Choosing the perfect horse for a beginner can be a real challenge. I’ve heard this question being asked quite a bit: are female horses better for beginners than male horses? There’s a general idea that mares are better mannered than stallions, which would make them better suited for an aspiring equestrian in his or her early years.
The truth is that a horse’s gender has little to do with its disposition and temperament. For beginners, the best horse is one that was trained specifically to handle inexperienced riders. As for gender, I’d say that a gelding (a castrated stallion) is a better choice when compared to a mare. Geldings are easier-going and will generally tolerate an inexperienced rider without making too big of a fuss.
The statement above is highly generalistic, though. And generalizing is dangerous when it comes to choosing a horse for a beginner. Therefore, I’ll go into more detail and I’ll explain the differences between stallions, geldings, and mares so that you can make an informed decision.
Why are stallions ill-suited for beginners?
Stallions are known to be dangerous, but why exactly is that? The best term I can use to describe these strong and beautiful horses is: unpredictable. Even the most docile and well-mannered stallion can surprise an inexperienced rider. Some of them give “tells” before they misbehave while others just buck their rider out of the blue or bolt for no apparent reason.
Sometimes, stallions will become more focused on finding a mare in heat rather than doing their work. For riding, you’ll want a horse that’s as predictable as possible, one that will listen to your commands and won’t misbehave if you make the slightest mistake.

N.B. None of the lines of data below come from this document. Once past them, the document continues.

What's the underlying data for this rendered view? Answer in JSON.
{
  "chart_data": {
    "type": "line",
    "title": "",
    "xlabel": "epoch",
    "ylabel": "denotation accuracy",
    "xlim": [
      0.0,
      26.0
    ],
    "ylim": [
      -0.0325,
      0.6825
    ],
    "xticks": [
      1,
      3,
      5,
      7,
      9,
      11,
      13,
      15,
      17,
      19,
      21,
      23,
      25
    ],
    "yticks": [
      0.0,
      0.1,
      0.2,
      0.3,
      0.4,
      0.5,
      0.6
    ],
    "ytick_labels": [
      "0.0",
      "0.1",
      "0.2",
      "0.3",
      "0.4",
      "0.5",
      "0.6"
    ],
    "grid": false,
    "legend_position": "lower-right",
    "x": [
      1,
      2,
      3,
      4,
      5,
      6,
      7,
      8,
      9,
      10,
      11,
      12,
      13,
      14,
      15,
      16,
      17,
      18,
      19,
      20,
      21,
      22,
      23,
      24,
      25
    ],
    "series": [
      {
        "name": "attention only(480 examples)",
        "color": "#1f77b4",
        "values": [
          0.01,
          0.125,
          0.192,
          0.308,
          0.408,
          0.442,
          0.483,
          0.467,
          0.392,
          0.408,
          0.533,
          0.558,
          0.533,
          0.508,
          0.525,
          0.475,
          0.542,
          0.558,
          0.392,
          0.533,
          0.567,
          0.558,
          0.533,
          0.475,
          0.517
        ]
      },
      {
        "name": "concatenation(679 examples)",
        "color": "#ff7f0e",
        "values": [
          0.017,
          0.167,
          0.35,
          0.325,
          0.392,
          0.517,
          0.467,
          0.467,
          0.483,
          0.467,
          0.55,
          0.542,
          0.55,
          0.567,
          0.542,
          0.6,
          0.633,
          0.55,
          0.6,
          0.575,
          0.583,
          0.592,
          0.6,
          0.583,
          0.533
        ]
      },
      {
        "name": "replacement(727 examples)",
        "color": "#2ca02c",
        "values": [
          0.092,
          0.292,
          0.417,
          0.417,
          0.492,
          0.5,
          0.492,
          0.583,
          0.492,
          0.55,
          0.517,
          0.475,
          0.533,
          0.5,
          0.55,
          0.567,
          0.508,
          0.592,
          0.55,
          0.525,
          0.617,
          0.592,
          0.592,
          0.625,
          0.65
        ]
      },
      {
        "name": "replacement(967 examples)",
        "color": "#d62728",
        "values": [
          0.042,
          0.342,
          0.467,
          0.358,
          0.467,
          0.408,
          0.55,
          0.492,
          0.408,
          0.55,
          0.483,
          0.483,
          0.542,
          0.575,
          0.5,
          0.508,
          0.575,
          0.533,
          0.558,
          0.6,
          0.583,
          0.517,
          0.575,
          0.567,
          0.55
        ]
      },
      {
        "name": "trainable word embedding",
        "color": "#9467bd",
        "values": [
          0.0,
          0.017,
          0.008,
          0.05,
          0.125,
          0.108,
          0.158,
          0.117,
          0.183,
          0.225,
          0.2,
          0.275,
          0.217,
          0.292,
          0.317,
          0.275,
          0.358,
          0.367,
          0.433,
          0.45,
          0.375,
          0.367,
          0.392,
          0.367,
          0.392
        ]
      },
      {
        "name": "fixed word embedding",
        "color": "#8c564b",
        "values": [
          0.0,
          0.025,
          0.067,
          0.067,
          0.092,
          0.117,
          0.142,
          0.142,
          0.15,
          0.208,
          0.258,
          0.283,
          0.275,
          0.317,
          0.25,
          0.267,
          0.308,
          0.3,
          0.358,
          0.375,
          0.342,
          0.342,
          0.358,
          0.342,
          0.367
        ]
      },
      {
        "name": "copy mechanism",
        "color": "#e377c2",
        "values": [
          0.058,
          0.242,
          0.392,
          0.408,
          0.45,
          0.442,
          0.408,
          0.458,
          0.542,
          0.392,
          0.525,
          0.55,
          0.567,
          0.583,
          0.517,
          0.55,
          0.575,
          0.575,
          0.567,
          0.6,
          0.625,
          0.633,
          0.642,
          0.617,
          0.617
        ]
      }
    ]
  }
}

That being said, mares are not much better in some cases. Let’s talk about them for a bit!
Not all mares will behave properly.
In general, female horses are believed to be better-mannered and gentler than stallions. The problem with mares is that they’re prone to mood swings, which again, makes them unpredictable. It’s not uncommon for a mare to be the sweetest thing you’ve ever seen one day and to behave completely different the next.
That applies to some mares, but not to all of them. There are other factors that can influence a female horse’s mood. When they go into heat, for instance, they become more difficult to work with.
In truth, we can’t look at gender to determine a horse’s personality as a whole. That’s because horses have different personalities regardless of their sex, just like humans and just like almost every other mammal in the world.
Geldings behave better than stallions.
A gelding is a male horse that has been castrated. These horses are generally a lot quieter and more tolerant when compared to stallions. Some of them will tolerate a beginner’s mistakes with ease, which makes them better suited for inexperienced equestrians.
Again, it’s dangerous to generalize because some geldings can indeed misbehave and cause accidents. It’s important to know the horse you’re about to buy before you actually decide on going through with it. Spending some time with it beforehand is ideal, of course, but that’s not always possible. What you can do is talk to the owner and ask him to describe the horse’s temperament and demeanor beforehand.
If you know what you’re doing, look for a kind-eyed horse. And if you don’t know how to spot one, bring someone more experienced along.
What is a kind-eyed horse?
Many equestrians believe that they can judge a horse’s personality by analyzing its eyes. Some say that the amount of white around the eye itself is what determines the kind-eye, while others look at the color and size of the eye itself. These requirements vary in different kinds of the world. There is no scientific base, mind you, it’s more of a feeling.
A kind-eyed horse is a well-mannered horse that was trained gently. As such, it is able to handle beginner riders with ease. In order to find a kind-eyed horse, you might want to start looking at registered breeds.
Registered breed horses cost significantly more than unregistered ones, but you’re more likely to find a kind-eyed horse among them. A registered gelding will be cheaper because it won’t have any reproductive potential. Furthermore, as we’ve established above, geldings are often more stable mood-wise when compared to mares and stallions.
Other important factors.
If we were to set gender aside for a moment, there are other things that we can look at when choosing a good beginner’s horse. For instance, we can analyze the horse’s behavior under varying circumstances.
We can analyze how the horse behaves with experienced riders and how it is able to handle inexperienced ones. We can also measure its level of tolerance to mistakes, and how responsive it is when it receives inconsistent aids.
While a bit more dangerous to test, it’s important to know how the horse behaves when its rider loses balance and falls off. Some horses will just bolt, others will wait for the rider to get up, and others might even trample the rider.
Last but not least, we should see how the horse behaves around other horses in the barn. It can be aggressive, fearful, or it might ignore them completely. Other factors that might come into play include the rider’s age, the horse’s age, and the horse’s general temperament.
Let’s do a quick recap of what we’ve learned about the differences between male horses, female horses, and geldings, and which one is the better choice for a beginner.
- Male horses (stallions) are generally more unpredictable than geldings or mares.
- Geldings are better-mannered because they have no reproductive drive.
- Mares are prone to mood swings and might become difficult to work with when they’re in heat.
- A horse’s gender should not be the sole factor in choosing a horse for a beginner.
- The best beginner’s horse is one that was trained for the job.
- Some believe that a kind-eyed horse is the best horse for a beginner. This could be a myth, though.